RI: Small: Robust Auditory Object Recognition with Spike Sequence Coding and the State-Dependent Dynamics of Cortical Networks
Pennsylvania State Univ University Park, University Park PA
Investigators
Abstract
Recognizing speech or other auditory objects in adverse environments -- e.g. with noise, reverberation, and multiple speakers -- is essential for human and animal communication. Current speech recognition technologies work well in high signal-to-noise conditions, but perform orders of magnitude below human performance in adverse conditions. Converging evidence from neuroscience suggests that auditory information is encoded in sparse and precisely timed spikes of sub-cortical neurons. However, the extent to which codes based on spike timing might underlie the robustness of human auditory object recognition has not yet been fully investigated. This project bridges this gap by devising a biologically inspired computational model of auditory processing at the cortical level and extracting computational principles that are essential for the model to achieve robust auditory object recognition. The approach is to transform sounds into the spike sequences generated by feature-detecting thalamic auditory neurons, and to integrate these spikes spatially and temporally using the state-dependent dynamics of cortical neurons with active dendrites. In the proposed model, an auditory object first evokes sequential spiking of thalamic neurons that have been trained to detect useful features. Then, through feed-forward excitation and inhibition from the thalamus, and lateral excitation and inhibition from the cortical neurons, the state of the cortical network evolves, leading to temporal integration. Recognition of the auditory object is signaled when the cortical neurons reach a specific network state.

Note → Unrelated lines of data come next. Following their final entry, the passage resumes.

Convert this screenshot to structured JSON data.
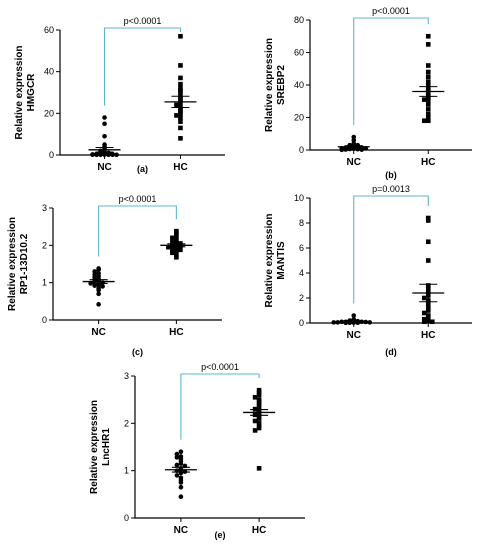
{
  "colors": {
    "bracket": "#5fb8c8",
    "points": "#000000",
    "axis": "#000000"
  },
  "chart_data": [
    {
      "type": "scatter",
      "panel_label": "(a)",
      "ylabel_lines": [
        "Relative expression",
        "HMGCR"
      ],
      "categories": [
        "NC",
        "HC"
      ],
      "ylim": [
        0,
        60
      ],
      "yticks": [
        "0",
        "20",
        "40",
        "60"
      ],
      "pvalue": "p<0.0001",
      "series": [
        {
          "category": "NC",
          "marker": "circle",
          "mean": 2.5,
          "sem": 1.1,
          "values": [
            18,
            15,
            9,
            5,
            4,
            3,
            2,
            1.5,
            1,
            1,
            0.5,
            0.5,
            0.3,
            0.2,
            0.1,
            0.1,
            0.1,
            0.1,
            0.1,
            0.1
          ]
        },
        {
          "category": "HC",
          "marker": "square",
          "mean": 25.5,
          "sem": 2.7,
          "values": [
            57,
            43,
            37,
            34,
            32,
            31,
            30,
            28,
            27,
            26,
            24,
            24,
            22,
            21,
            20,
            19,
            18,
            16,
            13,
            8
          ]
        }
      ]
    },
    {
      "type": "scatter",
      "panel_label": "(b)",
      "ylabel_lines": [
        "Relative expression",
        "SREBP2"
      ],
      "categories": [
        "NC",
        "HC"
      ],
      "ylim": [
        0,
        80
      ],
      "yticks": [
        "0",
        "20",
        "40",
        "60",
        "80"
      ],
      "pvalue": "p<0.0001",
      "series": [
        {
          "category": "NC",
          "marker": "circle",
          "mean": 2,
          "sem": 0.6,
          "values": [
            8,
            6,
            4,
            3,
            3,
            2.5,
            2,
            2,
            1.5,
            1.5,
            1,
            1,
            0.8,
            0.6,
            0.5,
            0.3,
            0.2,
            0.1
          ]
        },
        {
          "category": "HC",
          "marker": "square",
          "mean": 36,
          "sem": 3,
          "values": [
            70,
            65,
            52,
            48,
            45,
            42,
            40,
            38,
            37,
            35,
            33,
            32,
            31,
            30,
            28,
            25,
            22,
            20,
            18,
            18
          ]
        }
      ]
    },
    {
      "type": "scatter",
      "panel_label": "(c)",
      "ylabel_lines": [
        "Relative expression",
        "RP1-13D10.2"
      ],
      "categories": [
        "NC",
        "HC"
      ],
      "ylim": [
        0,
        3
      ],
      "yticks": [
        "0",
        "1",
        "2",
        "3"
      ],
      "pvalue": "p<0.0001",
      "series": [
        {
          "category": "NC",
          "marker": "circle",
          "mean": 1.03,
          "sem": 0.05,
          "values": [
            1.38,
            1.35,
            1.3,
            1.25,
            1.22,
            1.18,
            1.15,
            1.1,
            1.08,
            1.05,
            1.02,
            1.0,
            0.98,
            0.95,
            0.92,
            0.9,
            0.85,
            0.8,
            0.7,
            0.42
          ]
        },
        {
          "category": "HC",
          "marker": "square",
          "mean": 2.0,
          "sem": 0.04,
          "values": [
            2.38,
            2.32,
            2.25,
            2.2,
            2.15,
            2.1,
            2.08,
            2.05,
            2.02,
            2.0,
            1.98,
            1.95,
            1.92,
            1.9,
            1.88,
            1.85,
            1.8,
            1.75,
            1.68
          ]
        }
      ]
    },
    {
      "type": "scatter",
      "panel_label": "(d)",
      "ylabel_lines": [
        "Relative expression",
        "MANTIS"
      ],
      "categories": [
        "NC",
        "HC"
      ],
      "ylim": [
        0,
        10
      ],
      "yticks": [
        "0",
        "2",
        "4",
        "6",
        "8",
        "10"
      ],
      "pvalue": "p=0.0013",
      "series": [
        {
          "category": "NC",
          "marker": "circle",
          "mean": 0.12,
          "sem": 0.04,
          "values": [
            0.6,
            0.3,
            0.2,
            0.2,
            0.15,
            0.1,
            0.1,
            0.1,
            0.08,
            0.05,
            0.05,
            0.05,
            0.03,
            0.02,
            0.02,
            0.01
          ]
        },
        {
          "category": "HC",
          "marker": "square",
          "mean": 2.4,
          "sem": 0.7,
          "values": [
            8.4,
            8.2,
            6.5,
            5.0,
            3.0,
            2.8,
            2.5,
            2.2,
            2.0,
            1.8,
            1.5,
            1.2,
            1.0,
            0.8,
            0.6,
            0.5,
            0.3,
            0.2,
            0.1,
            0.1
          ]
        }
      ]
    },
    {
      "type": "scatter",
      "panel_label": "(e)",
      "ylabel_lines": [
        "Relative expression",
        "LncHR1"
      ],
      "categories": [
        "NC",
        "HC"
      ],
      "ylim": [
        0,
        3
      ],
      "yticks": [
        "0",
        "1",
        "2",
        "3"
      ],
      "pvalue": "p<0.0001",
      "series": [
        {
          "category": "NC",
          "marker": "circle",
          "mean": 1.02,
          "sem": 0.05,
          "values": [
            1.4,
            1.35,
            1.3,
            1.28,
            1.25,
            1.2,
            1.15,
            1.12,
            1.1,
            1.05,
            1.02,
            1.0,
            0.98,
            0.95,
            0.9,
            0.85,
            0.8,
            0.75,
            0.65,
            0.45
          ]
        },
        {
          "category": "HC",
          "marker": "square",
          "mean": 2.23,
          "sem": 0.06,
          "values": [
            2.7,
            2.65,
            2.6,
            2.55,
            2.5,
            2.45,
            2.4,
            2.35,
            2.3,
            2.25,
            2.2,
            2.18,
            2.15,
            2.1,
            2.05,
            2.0,
            1.95,
            1.9,
            1.85,
            1.05
          ]
        }
      ]
    }
  ]
}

The computational model is constrained by experimental results on the properties of cortical neurons, the organization principles of cortical networks, and the activity-dependent plasticity rules of the network structures. The project aims both to design feature detectors that can robustly represent auditory objects with spatiotemporal spike sequences, and to build a cortical network model that can recognize specific auditory objects using state transitions driven by the thalamic inputs, with neuron dynamics that can be compared with those observed in the auditory cortex. The recognition performance of the computational model will be evaluated and improved with auditory tasks designed to compare different approaches to speech recognition.